Depuis l’arrivée du Comité de Transition pour la restauration des Institutions, l’heure est désormais au changement de paradigme, histoire de restaurer à tous les niveaux, l’image et la réputation du pays. La Direction générale du budget et des Finances publiques, l’un des piliers de la gestion budgétaire et la réalisation des grands projets n’est pas en reste. Elle devrait veiller à la gestion orthodoxe des finances publiques, pour que chaque centime sorti des caisses de l’Etat, soit utilisé à bon escient. C’est à quoi s’attèle le Directeur général du Budget, Aurélien Marcel Mintsa mi Nguema.

Depuis qu’il a pris les rênes de la Direction Générale du Budget et des Fnances Publiques, Aurélien Marcel Mintsa mi Nguema, s’arrime à la vision du Comité pour la Transition et la Restauration des Institutions,(CTRI) pour l’assainissement dans la gestion des finances publiques et stopper la gabegie devenue un sport national. Sortant des sentiers battus où le premier responsable de la gestion du budget, passait tout le temps dans des bureaux lambrissés à signer les bons d’engagement et autres autorisations de payement sur des projets non réalisés, la direction générale compte effectuer de terrain, pour s’assurer de l’avancement des chantiers lancés par les plus Hautes autorités de la Transition. Ce qui justifie la descente dans le Woleu-Ntem, la Ngou’oe et le Moyen Ogooue, d’une forte délégation de cette Direction, conduite par le DG en personne, qu’accompagnaient certains opérateurs économiques impliqués dans l’exécution de ces projets.

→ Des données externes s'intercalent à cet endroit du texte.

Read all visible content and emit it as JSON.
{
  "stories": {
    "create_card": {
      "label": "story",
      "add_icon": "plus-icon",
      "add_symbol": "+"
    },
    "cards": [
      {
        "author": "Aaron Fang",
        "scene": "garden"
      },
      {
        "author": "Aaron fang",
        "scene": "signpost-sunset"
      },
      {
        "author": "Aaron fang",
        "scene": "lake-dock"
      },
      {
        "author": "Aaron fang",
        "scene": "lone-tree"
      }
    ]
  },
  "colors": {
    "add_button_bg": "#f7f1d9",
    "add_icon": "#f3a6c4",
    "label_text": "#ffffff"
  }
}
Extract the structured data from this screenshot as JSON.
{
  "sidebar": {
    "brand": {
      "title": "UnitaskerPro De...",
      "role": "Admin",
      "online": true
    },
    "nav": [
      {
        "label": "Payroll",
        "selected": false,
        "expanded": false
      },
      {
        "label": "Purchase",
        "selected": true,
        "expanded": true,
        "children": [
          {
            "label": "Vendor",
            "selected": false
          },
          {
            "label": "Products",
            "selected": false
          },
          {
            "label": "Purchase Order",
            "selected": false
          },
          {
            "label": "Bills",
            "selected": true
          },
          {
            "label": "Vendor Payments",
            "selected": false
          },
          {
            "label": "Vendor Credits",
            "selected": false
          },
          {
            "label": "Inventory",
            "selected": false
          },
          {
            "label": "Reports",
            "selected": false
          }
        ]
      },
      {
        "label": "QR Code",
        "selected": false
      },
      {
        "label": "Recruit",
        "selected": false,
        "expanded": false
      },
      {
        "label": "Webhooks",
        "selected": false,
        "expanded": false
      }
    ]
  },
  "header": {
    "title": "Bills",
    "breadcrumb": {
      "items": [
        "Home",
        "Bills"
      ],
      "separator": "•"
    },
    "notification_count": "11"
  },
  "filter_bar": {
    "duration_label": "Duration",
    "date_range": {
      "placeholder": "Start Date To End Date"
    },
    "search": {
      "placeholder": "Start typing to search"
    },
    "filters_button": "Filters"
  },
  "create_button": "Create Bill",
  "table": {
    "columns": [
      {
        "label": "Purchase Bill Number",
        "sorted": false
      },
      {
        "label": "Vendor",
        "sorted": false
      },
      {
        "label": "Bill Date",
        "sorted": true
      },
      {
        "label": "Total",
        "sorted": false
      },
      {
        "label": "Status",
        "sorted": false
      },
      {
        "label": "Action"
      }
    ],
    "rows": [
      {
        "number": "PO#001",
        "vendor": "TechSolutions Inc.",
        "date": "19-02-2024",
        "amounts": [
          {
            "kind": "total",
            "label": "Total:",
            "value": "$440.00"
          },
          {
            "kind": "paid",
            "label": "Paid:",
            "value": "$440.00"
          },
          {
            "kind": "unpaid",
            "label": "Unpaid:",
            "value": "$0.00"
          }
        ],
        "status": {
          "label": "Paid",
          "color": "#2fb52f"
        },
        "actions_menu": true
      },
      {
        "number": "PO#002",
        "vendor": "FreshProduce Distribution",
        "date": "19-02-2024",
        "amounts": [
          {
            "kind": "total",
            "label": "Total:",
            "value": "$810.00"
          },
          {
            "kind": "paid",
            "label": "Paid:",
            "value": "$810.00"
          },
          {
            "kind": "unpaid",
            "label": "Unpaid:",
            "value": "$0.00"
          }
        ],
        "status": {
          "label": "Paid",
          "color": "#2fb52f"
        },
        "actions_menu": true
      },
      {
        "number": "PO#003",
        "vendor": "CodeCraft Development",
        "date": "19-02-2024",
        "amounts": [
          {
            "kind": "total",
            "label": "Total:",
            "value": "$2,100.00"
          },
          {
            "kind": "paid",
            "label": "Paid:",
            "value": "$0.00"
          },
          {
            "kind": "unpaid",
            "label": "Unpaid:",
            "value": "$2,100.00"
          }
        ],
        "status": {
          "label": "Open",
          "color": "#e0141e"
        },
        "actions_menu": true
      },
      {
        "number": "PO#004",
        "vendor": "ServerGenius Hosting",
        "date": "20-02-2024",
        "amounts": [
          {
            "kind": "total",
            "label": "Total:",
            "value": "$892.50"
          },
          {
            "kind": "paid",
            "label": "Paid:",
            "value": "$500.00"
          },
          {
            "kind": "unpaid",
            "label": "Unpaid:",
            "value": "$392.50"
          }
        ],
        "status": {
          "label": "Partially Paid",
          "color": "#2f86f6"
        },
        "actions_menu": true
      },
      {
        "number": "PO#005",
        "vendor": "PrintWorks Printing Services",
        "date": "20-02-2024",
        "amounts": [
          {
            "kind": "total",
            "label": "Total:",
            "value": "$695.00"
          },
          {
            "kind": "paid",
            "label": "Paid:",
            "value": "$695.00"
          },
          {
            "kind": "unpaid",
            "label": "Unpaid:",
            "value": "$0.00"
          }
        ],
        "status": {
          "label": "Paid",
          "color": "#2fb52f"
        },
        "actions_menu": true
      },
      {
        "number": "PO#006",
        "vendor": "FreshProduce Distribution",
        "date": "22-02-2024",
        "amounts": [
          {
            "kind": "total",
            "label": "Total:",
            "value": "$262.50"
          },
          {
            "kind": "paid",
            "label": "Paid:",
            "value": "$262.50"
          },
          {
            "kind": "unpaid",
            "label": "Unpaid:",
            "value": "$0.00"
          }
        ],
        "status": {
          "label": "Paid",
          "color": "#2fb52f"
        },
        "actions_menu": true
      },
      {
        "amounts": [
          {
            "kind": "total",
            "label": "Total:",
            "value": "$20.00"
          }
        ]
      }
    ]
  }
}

Pour un cadre de cette direction qui a requis l’anonymat, « La Direction générale du Budget et des Finances publiques a pris conscience du rôle qu’elle joue dans le développement de notre pays. C’est pourquoi le Directeur général a institué ces missions de terrain afin de toucher du doigt ce qui se fait et de mieux évaluer les contours du bon déroulement des chantiers », a-t-il indiqué. Avant de poursuivre que « ces missions n’excluent aucunement les autres administrations concernées dans la chaîne de réalisation’ de ces projets notamment le ministère des Travaux Publics. Mais la DGBFIP, ordinateur de crédit et des dépenses devrait s’assurer que les fonds dégagés, servent effectivement à la cause indiquée. Ce qui devrait nous éviter à terme, de nous retrouver avec des projets financés mais non réalisés, ou des éléphants blancs » a-t-il renchéri l’air visiblement satisfait.
Une démarche que semble ne pas apprécier les partisans de l’ordre ancien, qui en trouvent l’occasion de tirer à boulets rouges sur la personne de Mintsa mi Nguema, prétextant au passage que c’est grâce à ses liens de parenté avec le Président de la Transition qu’il agirait ainsi, sans tenir compte de l’ordre de la hiérarchie.
En quoi la descente du Directeur général sonne-t-elle comme un crime de lèse majesté à sa hiérarchie ? Tout porte à croire que ces descentes sur le terrain viennent couper « l’herbe sous le nez du mouton ». Sachant les multiples scandales de corruption liés dans l’exécution des marches publics et autres projets d’envergures qui n’ont jamais aboutis (résultats de la taskforce sur la dette en est une parfaite illustration) la volonté du Directeur général du Budget de regarder de trop près n’arrange pas les affaires des adeptes de 30% souvent exigés aux opérateurs économiques. C’est peut-être ce qui justifie cette levée de boucliers teintée de délation contre Aurélien Mintsa Mi Nguema.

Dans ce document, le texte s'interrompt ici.